= October incident =

1931 aborative coup d'état in Japan

The October incident (十月事件, Jūgatsu Jiken), also known as the Imperial Colors incident (錦旗革命事件, Kinki Kakumei Jiken), was an abortive coup d'état attempt in the Empire of Japan on 21 October 1931, launched by the Sakurakai secret society within the Imperial Japanese Army, aided by civilian ultranationalist groups.

==Background and history==
Having failed to replace the government with a totalitarian military dictatorship in the abortive coup d'état of the March Incident of March 1931, Lt. Col. Kingoro Hashimoto of the Sakurakai and his ultra-nationalist civilian supporters, including Shūmei Ōkawa, resolved to try again in October 1931.

Soon after the Japanese invasion of Manchuria by the Kwantung Army, without prior authorization from the Imperial Japanese Army General Staff Office and over the ongoing objections of the Japanese civilian government, Capt. Isamu Chō returned secretly to Japan (without orders) from North China to lead the plot to "prevent the government from squandering the fruits of our victory in Manchuria". He was able to recruit the support of 120 members of the Sakurakai, ten companies of troops from the Imperial Guards and ten bomber aircraft from the Imperial Japanese Navy.

The main elements of the plot included:

- Key statesmen and officials such as Prime Minister Wakatsuki Reijirō, Grand Chamberlain Saitō Makoto, Prince Saionji Kinmochi, Lord Keeper of the Privy Seal Makino Nobuaki and Foreign Minister Kijūrō Shidehara were to be assassinated.
- The Imperial Palace, Tokyo Metropolitan Police Headquarters, and other key government buildings were to be seized by troops loyal to the Sakurakai
- A new cabinet would be formed under the auspices of Gen. Sadao Araki, chief of the radical Imperial Way Faction. The new government would ban political parties, and would consolidate the recent territorial gains of Japan in Manchuria.
- The Emperor would be forced to accept this Shōwa Restoration even if under threat of violence.

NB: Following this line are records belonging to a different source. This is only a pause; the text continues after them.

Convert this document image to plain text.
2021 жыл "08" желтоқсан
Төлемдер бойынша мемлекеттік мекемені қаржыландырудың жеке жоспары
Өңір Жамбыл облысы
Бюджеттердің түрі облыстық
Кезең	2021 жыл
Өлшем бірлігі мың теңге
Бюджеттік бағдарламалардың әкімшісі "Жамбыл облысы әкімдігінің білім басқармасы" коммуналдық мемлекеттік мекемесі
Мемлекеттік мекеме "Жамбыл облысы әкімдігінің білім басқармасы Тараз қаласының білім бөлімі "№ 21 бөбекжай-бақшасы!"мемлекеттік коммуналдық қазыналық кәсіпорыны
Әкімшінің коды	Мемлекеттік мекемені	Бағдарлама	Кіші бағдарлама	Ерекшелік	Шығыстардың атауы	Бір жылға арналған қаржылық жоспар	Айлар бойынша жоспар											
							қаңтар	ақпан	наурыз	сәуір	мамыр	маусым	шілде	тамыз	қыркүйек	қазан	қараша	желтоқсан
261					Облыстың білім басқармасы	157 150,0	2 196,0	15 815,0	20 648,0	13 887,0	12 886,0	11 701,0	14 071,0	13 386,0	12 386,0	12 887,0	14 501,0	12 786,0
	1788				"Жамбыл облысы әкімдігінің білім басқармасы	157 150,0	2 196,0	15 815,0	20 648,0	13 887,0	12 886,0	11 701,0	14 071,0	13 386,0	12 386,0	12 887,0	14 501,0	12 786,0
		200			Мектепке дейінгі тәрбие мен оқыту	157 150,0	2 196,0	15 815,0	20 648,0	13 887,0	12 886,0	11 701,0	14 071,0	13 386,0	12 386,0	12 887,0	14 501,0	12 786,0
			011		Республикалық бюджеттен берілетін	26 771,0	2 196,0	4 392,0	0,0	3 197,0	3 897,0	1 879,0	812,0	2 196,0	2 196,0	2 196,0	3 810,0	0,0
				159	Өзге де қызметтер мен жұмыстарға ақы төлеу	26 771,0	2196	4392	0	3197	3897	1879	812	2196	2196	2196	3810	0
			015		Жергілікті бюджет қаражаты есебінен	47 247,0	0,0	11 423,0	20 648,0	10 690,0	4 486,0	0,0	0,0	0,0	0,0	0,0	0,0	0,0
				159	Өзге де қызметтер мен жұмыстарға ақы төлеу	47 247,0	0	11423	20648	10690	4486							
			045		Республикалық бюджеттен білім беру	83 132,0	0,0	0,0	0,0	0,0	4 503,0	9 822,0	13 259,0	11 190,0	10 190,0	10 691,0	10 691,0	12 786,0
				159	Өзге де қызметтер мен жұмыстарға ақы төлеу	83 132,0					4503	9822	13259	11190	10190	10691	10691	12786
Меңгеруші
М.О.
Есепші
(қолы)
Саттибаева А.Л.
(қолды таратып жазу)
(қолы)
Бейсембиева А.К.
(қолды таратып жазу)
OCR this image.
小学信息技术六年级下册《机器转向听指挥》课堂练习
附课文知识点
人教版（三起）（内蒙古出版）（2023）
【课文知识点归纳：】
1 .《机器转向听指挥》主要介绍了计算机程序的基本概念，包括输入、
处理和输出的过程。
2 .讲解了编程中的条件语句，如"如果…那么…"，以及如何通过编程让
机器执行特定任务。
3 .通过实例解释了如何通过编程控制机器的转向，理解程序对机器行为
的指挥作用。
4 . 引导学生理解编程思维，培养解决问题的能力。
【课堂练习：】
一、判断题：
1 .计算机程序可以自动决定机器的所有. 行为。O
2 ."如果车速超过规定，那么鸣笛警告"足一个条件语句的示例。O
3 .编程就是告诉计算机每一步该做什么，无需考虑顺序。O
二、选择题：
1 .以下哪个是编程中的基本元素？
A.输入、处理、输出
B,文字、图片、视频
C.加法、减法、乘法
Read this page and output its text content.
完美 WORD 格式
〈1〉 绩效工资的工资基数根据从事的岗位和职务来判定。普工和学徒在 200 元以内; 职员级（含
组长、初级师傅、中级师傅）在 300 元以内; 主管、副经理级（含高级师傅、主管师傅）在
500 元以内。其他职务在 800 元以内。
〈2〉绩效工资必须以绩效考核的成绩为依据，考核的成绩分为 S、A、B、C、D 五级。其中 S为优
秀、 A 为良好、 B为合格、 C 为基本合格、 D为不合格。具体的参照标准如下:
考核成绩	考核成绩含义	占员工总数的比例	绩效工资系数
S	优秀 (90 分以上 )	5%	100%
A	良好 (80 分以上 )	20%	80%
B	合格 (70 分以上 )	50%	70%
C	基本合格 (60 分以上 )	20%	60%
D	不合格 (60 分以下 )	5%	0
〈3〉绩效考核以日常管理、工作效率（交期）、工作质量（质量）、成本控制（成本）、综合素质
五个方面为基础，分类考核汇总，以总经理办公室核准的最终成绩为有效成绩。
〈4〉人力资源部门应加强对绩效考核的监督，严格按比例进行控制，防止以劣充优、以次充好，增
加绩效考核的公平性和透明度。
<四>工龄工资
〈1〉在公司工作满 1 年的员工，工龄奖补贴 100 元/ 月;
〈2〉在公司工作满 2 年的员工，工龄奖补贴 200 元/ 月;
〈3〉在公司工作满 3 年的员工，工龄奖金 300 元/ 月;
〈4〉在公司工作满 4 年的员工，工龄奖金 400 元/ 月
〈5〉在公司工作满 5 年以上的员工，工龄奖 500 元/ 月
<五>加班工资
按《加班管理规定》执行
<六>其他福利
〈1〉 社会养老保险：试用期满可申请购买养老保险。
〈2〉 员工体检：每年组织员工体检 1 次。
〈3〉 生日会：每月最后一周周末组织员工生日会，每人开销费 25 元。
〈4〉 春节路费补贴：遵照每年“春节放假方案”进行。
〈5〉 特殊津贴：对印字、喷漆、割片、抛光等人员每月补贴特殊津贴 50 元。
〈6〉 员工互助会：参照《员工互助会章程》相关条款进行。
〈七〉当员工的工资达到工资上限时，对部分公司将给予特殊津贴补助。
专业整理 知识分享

However, younger elements within the conspiracy came to doubt their leaders and seceded from the plot. In addition, there were leaks that reached War Minister Gen. Jirō Minami. He requested Gen. Sadao Araki to pacify the malcontents. Araki thereupon attempted to reason with Hashimoto and Chō, but they refused to abandon their scheme and Araki had them arrested by the Kempeitai—military police—on 17 October 1931.

The punishments for this abortive coup were even milder than for the previous March Incident, as Gen. Minami publicly excused the plot as simply an excess of patriotic zeal. Hashimoto was sentenced to 20 days house arrest, Chō to 10 days and the other ringleaders were simply transferred.

==Consequences==
The October Incident, also known as the "Imperial Colors Incident", thus ended in apparent failure and resulted in the dissolution of the Sakurakai. However, the lightness of the punishments only encouraged more attempted military intervention in the government, culminating in the February 26 Incident of 1936.